Depuis l’antiquité toutes les grandes civilisations furent issues de métissage à la fois biologique et culturel. Ce fut le cas en particulier des civilisations grecques et romaine dont sont issues les cultures occidentales. Les grandes puissances d’aujourd’hui comme les Etats-Unis, la Chine dans une certaine mesure et bientôt le Brésil ou l’Union indienne sont elles-mêmes des « melting-pots »
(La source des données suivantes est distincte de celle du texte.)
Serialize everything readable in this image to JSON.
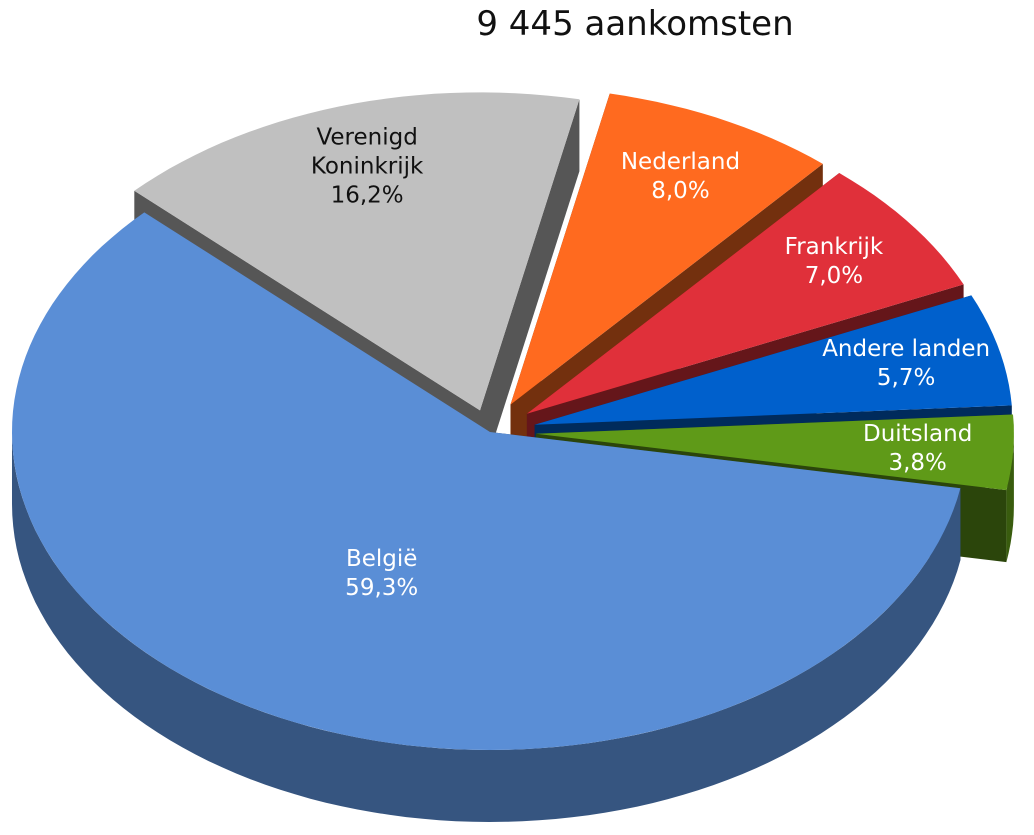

Par ailleurs, l’esclavage qui eut cours sur tous les continents a été également une source de métissage. Dans l’ancien monde, en Europe, en Afrique, en Asie, les millions d’esclaves déplacés de force depuis l’antiquité se sont fondus depuis longtemps avec leurs anciens maîtres. Dans le nouveau monde, les dernières vagues d’esclaves africains amenées de force au 17ème et 18ème siècle en Amérique suivent à présent la même voie dans un contexte de changement rapide des mentalités. Ainsi aux Etats-Unis, selon l’institut Gallup[1], en 1958, 94% des Américains désapprouvaient les mariages entre noirs et blancs. Certains états sudistes ont pu encore les interdire jusqu’en 1967, date à laquelle une telle disposition a été déclarée anticonstitutionnelle par la cour suprême des Etats-Unis. En 2013, il ne restait déjà plus que 11% des Américains à désapprouver les mariages mixtes. Aujourd’hui seul le Ku Klux Klan trouve à redire aux mariages entre noirs et blancs.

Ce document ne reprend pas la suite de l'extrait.